On June 1, Kentucky's governor Matt Bevin participated in a ceremony marking a new "Bourbon Without Borders" law that allows for direct bourbon shipping to consumers, so that bourbon tourists can purchase a bottle at the distillery and have it shipped to their home. The law is part of the state's ongoing effort in making Kentucky a premiere tourism destination by way of its most popular product.
"House Bill 400 is an important step in eliminating red tape and modernizing one of the Commonwealth's signature industries," Governor Bevin said during the ceremony. "This new law will promote economic development and increase tourism opportunities, ensuring that visitors can take a little piece of Kentucky home with them when they leave."

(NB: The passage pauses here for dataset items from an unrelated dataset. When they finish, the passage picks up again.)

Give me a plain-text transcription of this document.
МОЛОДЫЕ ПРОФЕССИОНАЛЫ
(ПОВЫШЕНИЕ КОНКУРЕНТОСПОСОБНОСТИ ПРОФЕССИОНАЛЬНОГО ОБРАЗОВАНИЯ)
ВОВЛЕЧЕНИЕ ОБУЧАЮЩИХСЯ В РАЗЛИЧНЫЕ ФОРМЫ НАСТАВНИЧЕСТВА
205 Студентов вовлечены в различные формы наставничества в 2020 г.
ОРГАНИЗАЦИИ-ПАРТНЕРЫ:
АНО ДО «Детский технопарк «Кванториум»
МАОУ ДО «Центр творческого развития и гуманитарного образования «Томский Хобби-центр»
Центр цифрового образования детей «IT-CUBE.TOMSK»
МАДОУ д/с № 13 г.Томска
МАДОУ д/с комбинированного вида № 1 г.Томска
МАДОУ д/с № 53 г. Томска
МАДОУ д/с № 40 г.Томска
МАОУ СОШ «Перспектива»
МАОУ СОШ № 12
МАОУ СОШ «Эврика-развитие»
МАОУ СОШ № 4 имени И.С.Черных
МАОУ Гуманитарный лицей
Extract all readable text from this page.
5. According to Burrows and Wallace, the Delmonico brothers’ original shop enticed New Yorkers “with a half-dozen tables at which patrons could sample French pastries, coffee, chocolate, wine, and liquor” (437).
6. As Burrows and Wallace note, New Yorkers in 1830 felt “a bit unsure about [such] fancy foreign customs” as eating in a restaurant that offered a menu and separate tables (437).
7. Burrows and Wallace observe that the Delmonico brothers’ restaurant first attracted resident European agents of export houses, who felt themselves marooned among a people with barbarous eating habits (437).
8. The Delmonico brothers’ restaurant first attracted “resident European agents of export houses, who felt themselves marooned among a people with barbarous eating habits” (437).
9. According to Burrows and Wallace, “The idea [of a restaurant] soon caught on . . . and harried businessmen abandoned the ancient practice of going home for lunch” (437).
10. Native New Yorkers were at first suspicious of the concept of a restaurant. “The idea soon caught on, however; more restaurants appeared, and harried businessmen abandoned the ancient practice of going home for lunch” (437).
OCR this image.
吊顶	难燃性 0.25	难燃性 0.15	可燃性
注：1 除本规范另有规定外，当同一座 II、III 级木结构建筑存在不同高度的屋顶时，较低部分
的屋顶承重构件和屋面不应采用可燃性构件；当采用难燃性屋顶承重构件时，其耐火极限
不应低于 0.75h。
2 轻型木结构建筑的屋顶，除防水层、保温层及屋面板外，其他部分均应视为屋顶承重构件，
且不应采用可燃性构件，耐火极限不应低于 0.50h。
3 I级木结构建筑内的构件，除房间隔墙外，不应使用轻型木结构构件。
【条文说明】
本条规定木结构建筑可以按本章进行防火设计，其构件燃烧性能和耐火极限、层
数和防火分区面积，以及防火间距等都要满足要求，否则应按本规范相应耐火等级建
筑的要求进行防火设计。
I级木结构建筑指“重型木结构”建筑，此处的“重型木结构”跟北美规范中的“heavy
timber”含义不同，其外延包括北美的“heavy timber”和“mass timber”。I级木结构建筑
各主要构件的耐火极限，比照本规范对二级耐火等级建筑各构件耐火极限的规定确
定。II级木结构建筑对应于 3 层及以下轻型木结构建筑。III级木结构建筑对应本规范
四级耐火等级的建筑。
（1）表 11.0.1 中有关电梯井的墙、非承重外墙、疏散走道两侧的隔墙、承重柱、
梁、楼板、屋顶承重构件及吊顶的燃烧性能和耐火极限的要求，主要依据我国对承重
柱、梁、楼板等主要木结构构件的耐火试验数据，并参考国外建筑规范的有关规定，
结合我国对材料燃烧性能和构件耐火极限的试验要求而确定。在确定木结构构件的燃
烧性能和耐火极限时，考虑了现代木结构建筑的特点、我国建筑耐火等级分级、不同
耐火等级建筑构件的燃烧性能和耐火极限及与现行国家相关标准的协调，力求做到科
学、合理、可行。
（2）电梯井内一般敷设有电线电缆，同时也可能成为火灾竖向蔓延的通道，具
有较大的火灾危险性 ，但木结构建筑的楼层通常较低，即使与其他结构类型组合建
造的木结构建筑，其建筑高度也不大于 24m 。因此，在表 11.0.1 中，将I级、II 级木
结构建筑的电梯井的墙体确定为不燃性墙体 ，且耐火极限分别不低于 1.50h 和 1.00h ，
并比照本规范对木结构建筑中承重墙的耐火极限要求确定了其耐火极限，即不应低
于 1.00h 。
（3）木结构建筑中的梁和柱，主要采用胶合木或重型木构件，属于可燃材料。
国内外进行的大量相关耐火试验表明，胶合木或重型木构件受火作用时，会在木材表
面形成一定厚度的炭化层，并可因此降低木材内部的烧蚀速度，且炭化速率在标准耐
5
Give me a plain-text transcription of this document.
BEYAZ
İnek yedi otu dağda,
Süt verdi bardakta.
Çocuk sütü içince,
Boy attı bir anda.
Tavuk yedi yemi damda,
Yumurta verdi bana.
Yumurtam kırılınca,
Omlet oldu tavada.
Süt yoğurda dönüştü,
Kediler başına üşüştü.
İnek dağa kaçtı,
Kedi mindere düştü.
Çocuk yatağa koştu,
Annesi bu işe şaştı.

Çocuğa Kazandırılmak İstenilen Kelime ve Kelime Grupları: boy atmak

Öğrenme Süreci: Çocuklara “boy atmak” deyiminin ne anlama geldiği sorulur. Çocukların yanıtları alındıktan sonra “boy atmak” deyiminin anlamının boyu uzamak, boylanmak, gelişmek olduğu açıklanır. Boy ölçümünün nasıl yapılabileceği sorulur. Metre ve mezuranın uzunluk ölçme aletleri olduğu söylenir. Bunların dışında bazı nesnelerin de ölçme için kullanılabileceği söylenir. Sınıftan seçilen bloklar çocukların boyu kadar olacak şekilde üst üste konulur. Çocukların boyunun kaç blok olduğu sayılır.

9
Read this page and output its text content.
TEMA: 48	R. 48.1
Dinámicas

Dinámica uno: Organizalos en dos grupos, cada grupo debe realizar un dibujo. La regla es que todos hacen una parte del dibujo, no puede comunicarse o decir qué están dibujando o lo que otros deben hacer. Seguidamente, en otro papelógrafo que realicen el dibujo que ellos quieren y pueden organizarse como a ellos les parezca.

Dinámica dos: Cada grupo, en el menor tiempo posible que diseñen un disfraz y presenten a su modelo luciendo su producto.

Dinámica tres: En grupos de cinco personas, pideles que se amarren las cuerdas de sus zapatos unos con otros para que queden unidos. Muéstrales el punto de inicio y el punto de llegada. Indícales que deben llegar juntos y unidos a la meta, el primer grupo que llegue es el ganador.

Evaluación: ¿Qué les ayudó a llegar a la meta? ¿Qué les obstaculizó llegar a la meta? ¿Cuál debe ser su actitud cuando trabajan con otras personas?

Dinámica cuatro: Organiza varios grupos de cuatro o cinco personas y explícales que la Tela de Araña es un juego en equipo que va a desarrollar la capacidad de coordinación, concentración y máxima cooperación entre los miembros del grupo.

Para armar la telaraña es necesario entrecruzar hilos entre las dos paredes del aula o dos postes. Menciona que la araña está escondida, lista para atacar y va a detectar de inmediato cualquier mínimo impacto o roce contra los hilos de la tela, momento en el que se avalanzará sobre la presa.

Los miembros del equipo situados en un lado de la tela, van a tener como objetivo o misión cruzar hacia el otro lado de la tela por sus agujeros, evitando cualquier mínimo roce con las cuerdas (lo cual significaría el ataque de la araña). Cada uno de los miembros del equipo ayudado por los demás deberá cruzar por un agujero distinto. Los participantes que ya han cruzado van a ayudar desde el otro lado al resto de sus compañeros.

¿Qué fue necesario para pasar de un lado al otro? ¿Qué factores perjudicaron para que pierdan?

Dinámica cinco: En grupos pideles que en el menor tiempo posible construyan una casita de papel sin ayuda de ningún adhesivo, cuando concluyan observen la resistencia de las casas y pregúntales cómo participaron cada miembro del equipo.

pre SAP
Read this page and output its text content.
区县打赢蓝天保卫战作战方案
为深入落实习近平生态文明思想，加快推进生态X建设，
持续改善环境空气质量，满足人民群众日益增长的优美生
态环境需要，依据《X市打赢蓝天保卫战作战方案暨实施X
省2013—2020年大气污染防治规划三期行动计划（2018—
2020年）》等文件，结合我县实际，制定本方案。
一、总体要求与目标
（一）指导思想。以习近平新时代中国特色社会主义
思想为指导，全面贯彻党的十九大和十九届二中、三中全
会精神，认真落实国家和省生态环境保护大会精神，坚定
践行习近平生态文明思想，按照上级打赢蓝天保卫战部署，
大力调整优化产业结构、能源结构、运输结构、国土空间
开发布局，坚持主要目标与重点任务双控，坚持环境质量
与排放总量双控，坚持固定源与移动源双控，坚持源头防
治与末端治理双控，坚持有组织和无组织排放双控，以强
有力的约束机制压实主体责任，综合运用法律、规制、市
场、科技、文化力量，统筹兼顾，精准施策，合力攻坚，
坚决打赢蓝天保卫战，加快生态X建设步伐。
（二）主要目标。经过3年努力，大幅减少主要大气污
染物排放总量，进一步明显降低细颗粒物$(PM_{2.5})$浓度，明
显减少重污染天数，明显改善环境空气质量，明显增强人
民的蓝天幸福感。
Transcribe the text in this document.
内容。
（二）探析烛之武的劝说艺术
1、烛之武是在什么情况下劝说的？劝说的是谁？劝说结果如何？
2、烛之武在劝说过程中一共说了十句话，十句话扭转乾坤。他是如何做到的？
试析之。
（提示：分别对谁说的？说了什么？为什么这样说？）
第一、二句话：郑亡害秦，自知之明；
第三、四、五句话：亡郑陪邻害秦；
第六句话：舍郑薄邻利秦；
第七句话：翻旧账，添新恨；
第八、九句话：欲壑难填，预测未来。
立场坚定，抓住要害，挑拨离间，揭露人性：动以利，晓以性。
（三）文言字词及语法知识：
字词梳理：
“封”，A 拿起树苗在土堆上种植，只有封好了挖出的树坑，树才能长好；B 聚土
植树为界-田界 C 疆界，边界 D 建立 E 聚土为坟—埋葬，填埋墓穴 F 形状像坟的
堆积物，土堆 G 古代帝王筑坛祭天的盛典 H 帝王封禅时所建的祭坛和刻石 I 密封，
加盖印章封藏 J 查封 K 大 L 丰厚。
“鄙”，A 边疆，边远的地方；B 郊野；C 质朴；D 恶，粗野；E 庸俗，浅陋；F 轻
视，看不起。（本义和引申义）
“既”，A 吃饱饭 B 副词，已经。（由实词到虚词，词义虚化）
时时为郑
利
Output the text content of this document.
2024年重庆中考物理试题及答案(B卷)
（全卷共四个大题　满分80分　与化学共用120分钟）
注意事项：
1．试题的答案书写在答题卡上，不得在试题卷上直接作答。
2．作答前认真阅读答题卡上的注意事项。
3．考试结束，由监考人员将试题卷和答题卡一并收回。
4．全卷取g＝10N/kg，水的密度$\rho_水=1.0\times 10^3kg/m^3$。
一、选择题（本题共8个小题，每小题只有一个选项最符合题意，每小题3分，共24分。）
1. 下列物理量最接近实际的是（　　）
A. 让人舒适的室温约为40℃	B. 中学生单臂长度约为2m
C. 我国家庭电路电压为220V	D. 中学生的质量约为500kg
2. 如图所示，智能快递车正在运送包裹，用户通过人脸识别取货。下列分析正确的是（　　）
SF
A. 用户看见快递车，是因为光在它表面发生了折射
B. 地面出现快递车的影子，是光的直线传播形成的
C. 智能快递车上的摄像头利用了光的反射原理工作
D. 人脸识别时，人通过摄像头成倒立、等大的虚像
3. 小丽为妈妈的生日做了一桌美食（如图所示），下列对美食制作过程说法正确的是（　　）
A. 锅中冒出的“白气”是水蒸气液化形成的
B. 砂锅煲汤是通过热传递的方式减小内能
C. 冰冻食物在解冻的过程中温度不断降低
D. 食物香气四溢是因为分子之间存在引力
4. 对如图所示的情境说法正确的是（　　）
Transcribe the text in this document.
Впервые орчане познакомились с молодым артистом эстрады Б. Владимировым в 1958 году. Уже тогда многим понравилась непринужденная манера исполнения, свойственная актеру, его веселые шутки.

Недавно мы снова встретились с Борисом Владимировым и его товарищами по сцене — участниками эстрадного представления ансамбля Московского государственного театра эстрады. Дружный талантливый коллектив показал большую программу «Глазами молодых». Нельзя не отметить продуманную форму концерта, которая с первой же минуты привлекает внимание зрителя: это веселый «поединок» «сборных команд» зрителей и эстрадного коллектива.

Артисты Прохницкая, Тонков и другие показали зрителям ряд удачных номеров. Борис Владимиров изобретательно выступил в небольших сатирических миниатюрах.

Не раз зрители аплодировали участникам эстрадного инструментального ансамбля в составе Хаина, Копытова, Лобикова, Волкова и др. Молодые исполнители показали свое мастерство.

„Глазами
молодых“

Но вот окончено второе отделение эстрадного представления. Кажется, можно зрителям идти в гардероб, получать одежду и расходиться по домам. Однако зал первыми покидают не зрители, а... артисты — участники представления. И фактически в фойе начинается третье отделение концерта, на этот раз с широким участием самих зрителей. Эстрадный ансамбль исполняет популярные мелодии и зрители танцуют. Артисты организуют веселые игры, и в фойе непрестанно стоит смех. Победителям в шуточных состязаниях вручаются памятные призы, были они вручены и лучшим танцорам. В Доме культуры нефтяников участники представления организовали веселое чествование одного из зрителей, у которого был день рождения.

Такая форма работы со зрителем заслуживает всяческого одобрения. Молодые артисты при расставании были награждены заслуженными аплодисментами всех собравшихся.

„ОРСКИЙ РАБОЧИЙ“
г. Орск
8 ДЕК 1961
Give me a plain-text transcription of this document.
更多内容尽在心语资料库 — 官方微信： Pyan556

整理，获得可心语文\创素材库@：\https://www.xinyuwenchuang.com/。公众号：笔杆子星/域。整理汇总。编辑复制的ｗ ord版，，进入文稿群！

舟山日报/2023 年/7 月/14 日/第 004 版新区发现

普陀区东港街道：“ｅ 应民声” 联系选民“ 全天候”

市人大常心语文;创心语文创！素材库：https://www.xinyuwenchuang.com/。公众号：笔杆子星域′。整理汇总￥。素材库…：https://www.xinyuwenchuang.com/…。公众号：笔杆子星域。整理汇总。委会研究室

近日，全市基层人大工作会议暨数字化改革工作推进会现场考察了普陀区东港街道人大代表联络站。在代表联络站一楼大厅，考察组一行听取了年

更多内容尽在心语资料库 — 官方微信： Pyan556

Distillery visitors could always buy a bottle of bourbon and take it home with them. But for visitors that flew into the state, taking bourbon home meant packing bottles into their suitcase, which is possible, but not what anyone would call fun. Allowing the distillery to ship a purchased bottle for you is simply easier.
This new law is likely to increase distillery purchases. According to the Kentucky Distillers' Association, there were 888,733 visits made to distilleries along the Kentucky Bourbon Trail in 2016. Visitors to the Bourbon Trail spend between $400 and $1200 on average during their trip. And since more than 70 percent of visitors are from out of state, the ability to ship bottles to their homes means more money spent in state.
"This is landmark day in the history of our timeless craft," said Eric Gregory, president of the Kentucky Distillers' Association, in a release about the event. "Ever since the KDA created the Kentucky Bourbon Trail tour, visitors have demanded the right to ship bottles home and to friends around the world."
There are some restrictions on the law. Visitors must purchase the bottles in person (you can't call or order online) and they can only ship to 4.5 liters of spirits, which equals six standard bottles, per day. The locations to which distilleries can ship are also limited by state law on the receiving end. Right now, only eight states (Arizona, Hawaii, Kentucky, Nebraska, Nevada, New Hampshire, North Dakota, and Rhode Island) and the District of Columbia allow for spirits to be shipped into the state.
Another change is that visitors can sign up for bourbon "clubs of the month" and receive bourbon shipped to them throughout the year. It's the exception to the "in-person purchase" rule.
Small batch and craft distillers are likely to benefit proportionately even more than the large distillers. Small distilleries are less likely to have wide distribution, and many of them aren't connected to a distributor at all, meaning that their sales are mostly confined to a local area around their distillery or tasting room. The new law means it's less important for them to work with a distributor since they can send more of their product home with visitors (which in turn may generate new fans outside the state as those visitors serve their souvenir bourbon to friends).
Changes such as this new law in Kentucky may also have a domino effect across the country. More states are at least discussing imposing lighter regulation on their liquor industries, as well as taking old Prohibition-era laws off the books. As the bourbon tourism industry continues to grow, consumers in other states may also demand the ability to have greater freedom in what they can send home.